To do this we must perform proper SCAP Set:
- Two (2) hands on the wheel and eyes on the road;
- Straight arms, now Imagine there is a pencil in the middle of your back and the only way you can hold it is by squeezing your shoulder blades together. This movement should come from your back muscles and you should have some slight shoulder movement towards the back rest of your driver’s seat, no elbow flexion should occur.
- Now for those of you reading this you are squeezing as hard as you can which is good, but we need to contract the right muscles so we don’t want to bring our shoulder blades up and cause more neck tension we want do the opposite. Some cues I use for this when teaching my patients in the clinic is to bring your shoulder blades “down and back” imagine putting your elbows into your back pocket – without bending your elbows of course (yes you read that correctly);
- Hold this position for 10 – 15 seconds but again DON’T GO BACK TO POOR POSTURE THIS IS A POSITION YOU WANT TO BE IN ALL DAY EVERY DAY (seems impossible but with hard work and long work commutes you can do it);
Lastly to help with Back Pain….
Abdominal Hollows: Many times back pain can be caused by having a weak core. How? You ask. Well imagine being in a room with 6 walls on the top is your diaphragm a very big strong muscles, the back being held by a spine and ribs, the sides by ribs and what you are standing on is the pelvic floor which is extremely strong group of muscles bones and ligaments. Now we look to the front of the room where all we see is a few layers of muscles and some fat (ever wonder why people get big belly’s?). When there is increased pressure it will follow the path of least resistance in humans that is the area we consider to be the stomach. When we have weak core we cannot maintain thoracic pressure, which means when you bare down and hold your breathe to lift something or twist and turn your body cannot maintain optimal pressure levels and you guessed it the stomach “gives out” when you lose that pressure the spine now loses stability and BAM back pain begins. I see this a lot. So now you need to strengthen your core but you have no time to do a 6 pack abs workout – well great because I would never recommend that (unless you just want to look good) so in comes our basic but effective abdominal hollow.
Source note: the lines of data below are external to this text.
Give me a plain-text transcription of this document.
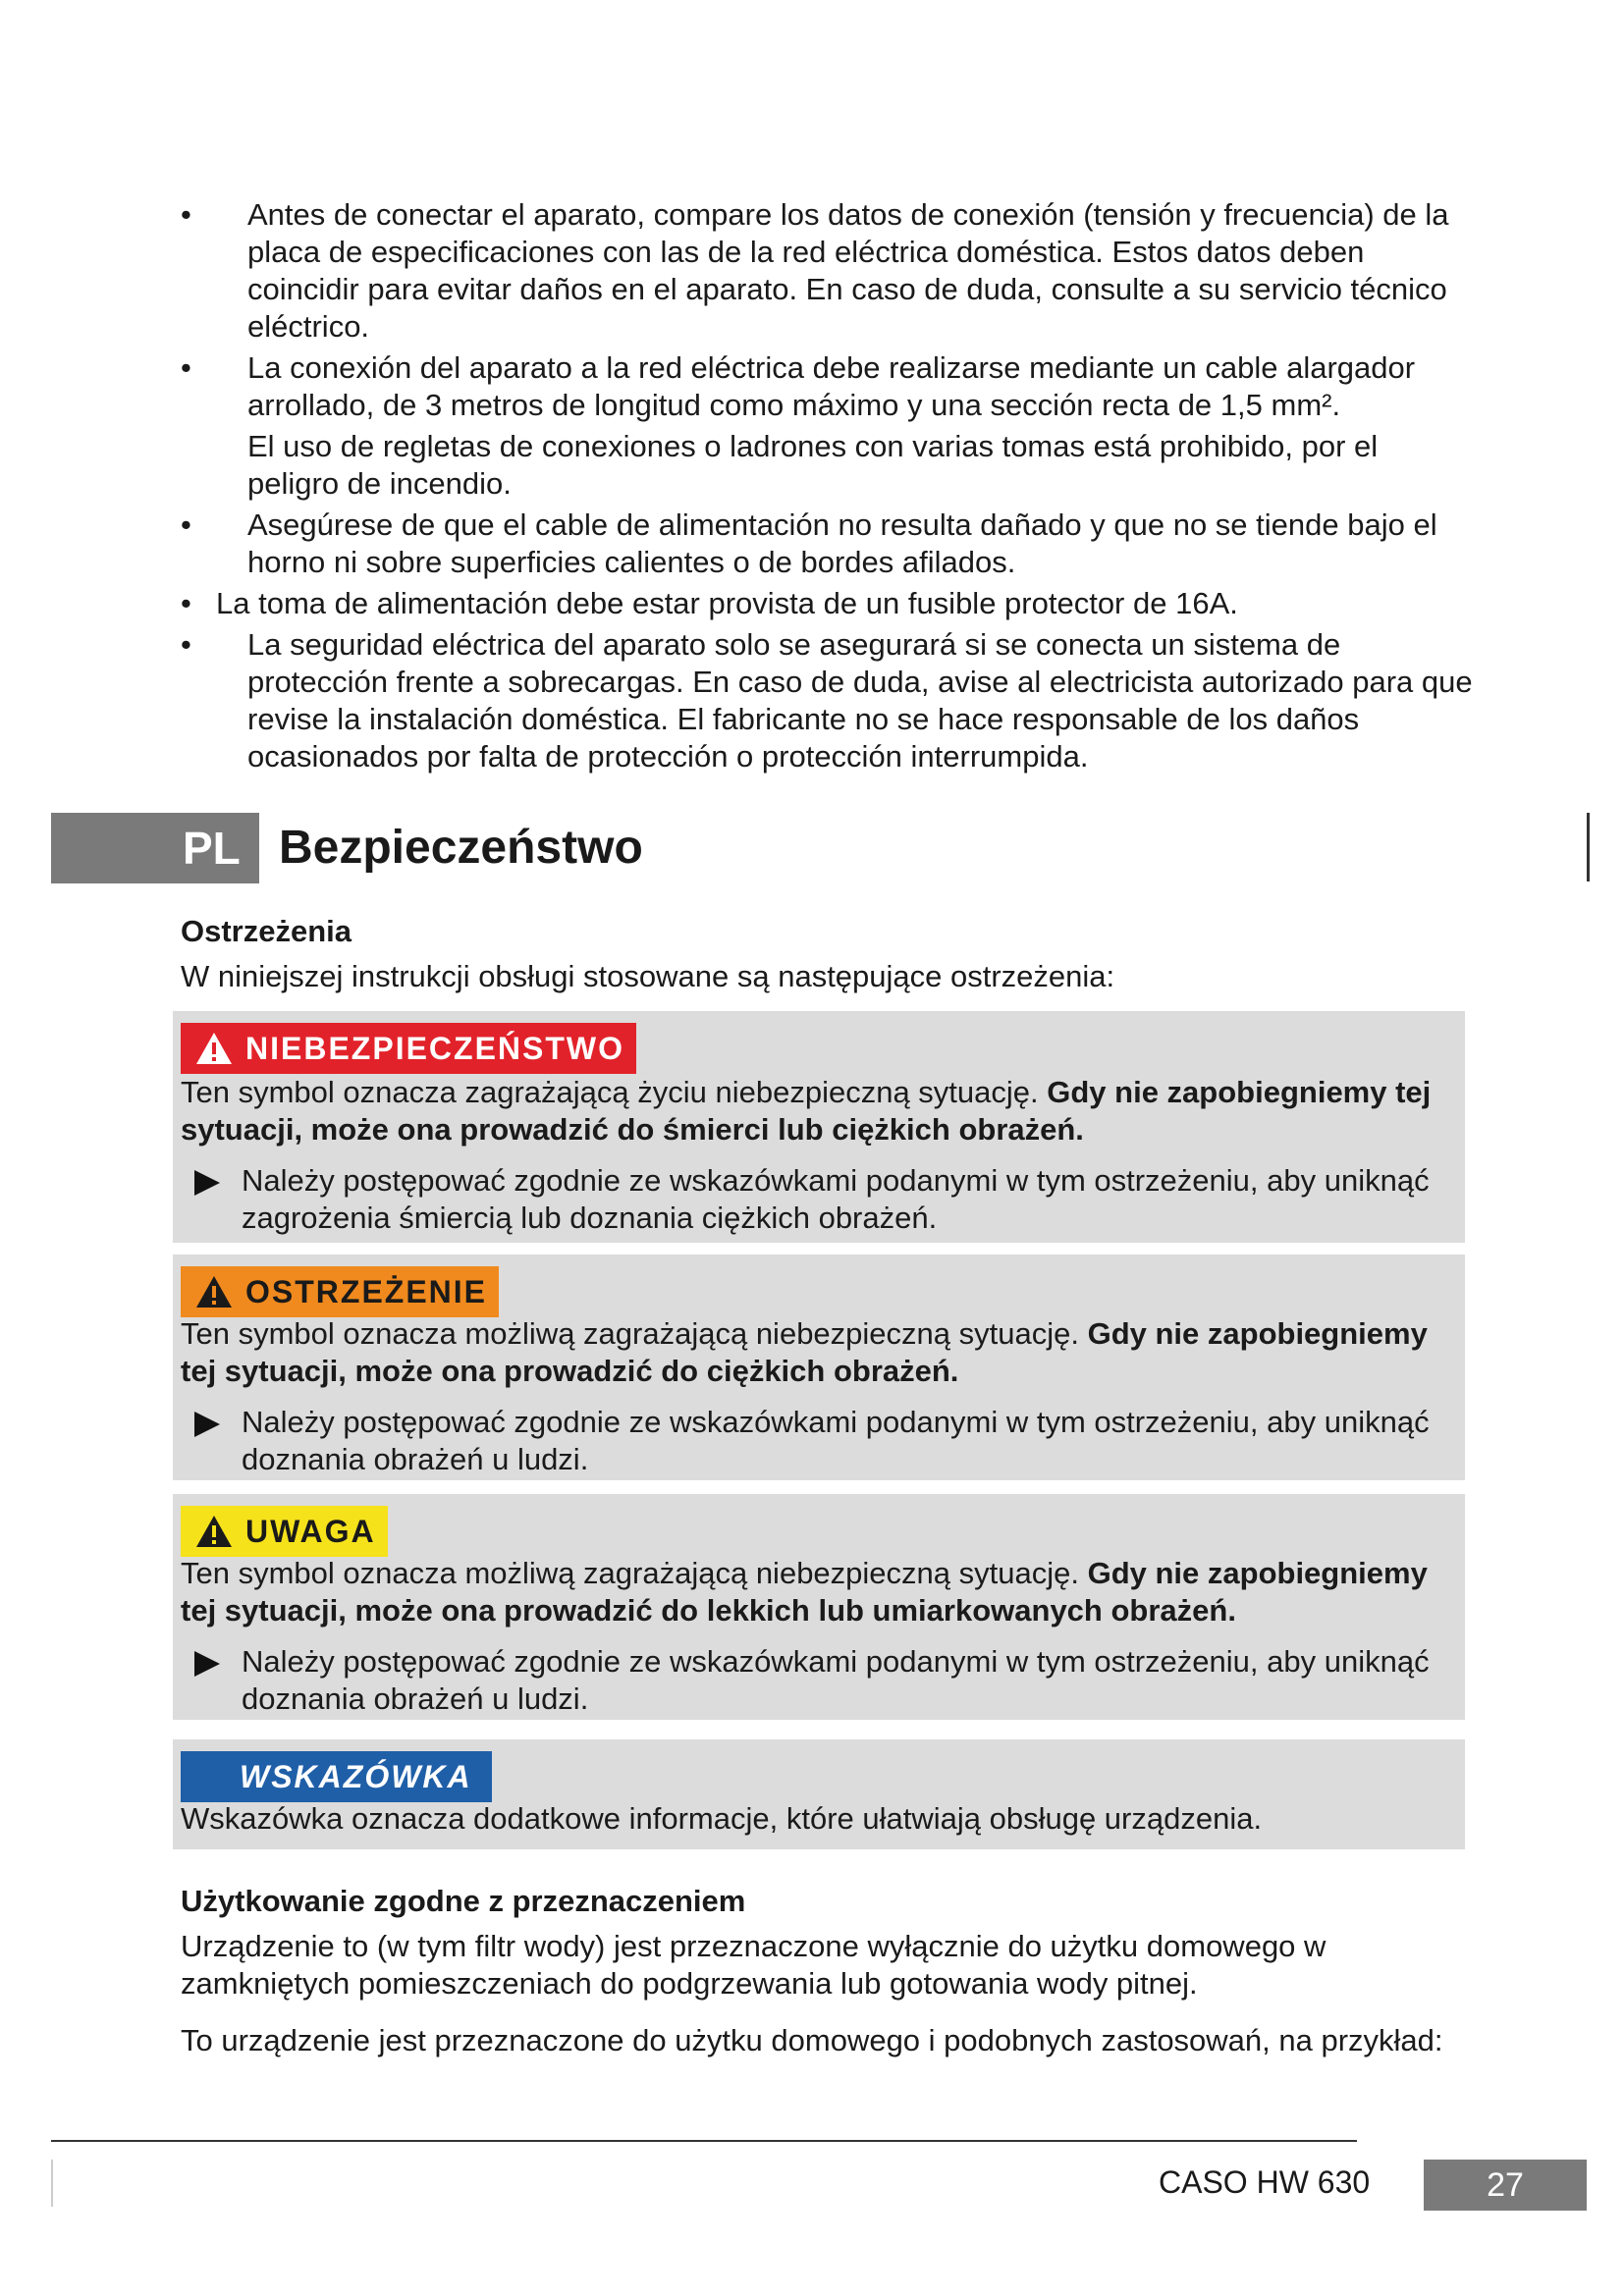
• Antes de conectar el aparato, compare los datos de conexión (tensión y frecuencia) de la placa de especificaciones con las de la red eléctrica doméstica. Estos datos deben coincidir para evitar daños en el aparato. En caso de duda, consulte a su servicio técnico eléctrico.
• La conexión del aparato a la red eléctrica debe realizarse mediante un cable alargador arrollado, de 3 metros de longitud como máximo y una sección recta de 1,5 mm².
El uso de regletas de conexiones o ladrones con varias tomas está prohibido, por el peligro de incendio.
• Asegúrese de que el cable de alimentación no resulta dañado y que no se tiende bajo el horno ni sobre superficies calientes o de bordes afilados.
• La toma de alimentación debe estar provista de un fusible protector de 16A.
• La seguridad eléctrica del aparato solo se asegurará si se conecta un sistema de protección frente a sobrecargas. En caso de duda, avise al electricista autorizado para que revise la instalación doméstica. El fabricante no se hace responsable de los daños ocasionados por falta de protección o protección interrumpida.
PL Bezpieczeństwo
Ostrzeżenia
W niniejszej instrukcji obsługi stosowane są następujące ostrzeżenia:
NIEBEZPIECZEŃSTWO
Ten symbol oznacza zagrażającą życiu niebezpieczną sytuację. Gdy nie zapobiegniemy tej sytuacji, może ona prowadzić do śmierci lub ciężkich obrażeń.
Należy postępować zgodnie ze wskazówkami podanymi w tym ostrzeżeniu, aby uniknąć zagrożenia śmiercią lub doznania ciężkich obrażeń.
OSTRZEŻENIE
Ten symbol oznacza możliwą zagrażającą niebezpieczną sytuację. Gdy nie zapobiegniemy tej sytuacji, może ona prowadzić do ciężkich obrażeń.
Należy postępować zgodnie ze wskazówkami podanymi w tym ostrzeżeniu, aby uniknąć doznania obrażeń u ludzi.
UWAGA
Ten symbol oznacza możliwą zagrażającą niebezpieczną sytuację. Gdy nie zapobiegniemy tej sytuacji, może ona prowadzić do lekkich lub umiarkowanych obrażeń.
Należy postępować zgodnie ze wskazówkami podanymi w tym ostrzeżeniu, aby uniknąć doznania obrażeń u ludzi.
WSKAZÓWKA
Wskazówka oznacza dodatkowe informacje, które ułatwiają obsługę urządzenia.
Użytkowanie zgodne z przeznaczeniem
Urządzenie to (w tym filtr wody) jest przeznaczone wyłącznie do użytku domowego w zamkniętych pomieszczeniach do podgrzewania lub gotowania wody pitnej.
To urządzenie jest przeznaczone do użytku domowego i podobnych zastosowań, na przykład:
CASO HW 630	27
How to perform the abdominal hollow:
- While sitting in your car 2 hands on the wheel and eyes on the road;
- Take a deep breathe in and blow out your stomach (trying to replicate a pregnant belly);
- Take a deep breathe out and now suck your stomach in as much as you can (as if you were taking a picture on the beach);
- Now hold the sucking in or hollow position while breathing but try to keep your stomach and core stable (don’t let it move);
- Hold this for 30 seconds, this one you can relax but try to maintain your core stability you can do this by holding that hollow contraction throughout the day BUT at around 30% of strength (don’t suck in as far, just cause the muscle to contract);
I would do these set of exercises on your commute to and from work as many times as you can; each day, or week increase how long you hold each exercise for. Remember you are strengthening postural muscles AKA muscles that have to fire all day long – so doing 5 to 10 reps for a muscle that is needed almost 16 hours a day will give you very small improvements. Train the muscle the way you use the muscle. Too easy? You can also do all of these exercises at the same time. Whether you are on the train, bus, at work, in your car etc. these exercises are specific for those of you on the go, NOW GO! Try them.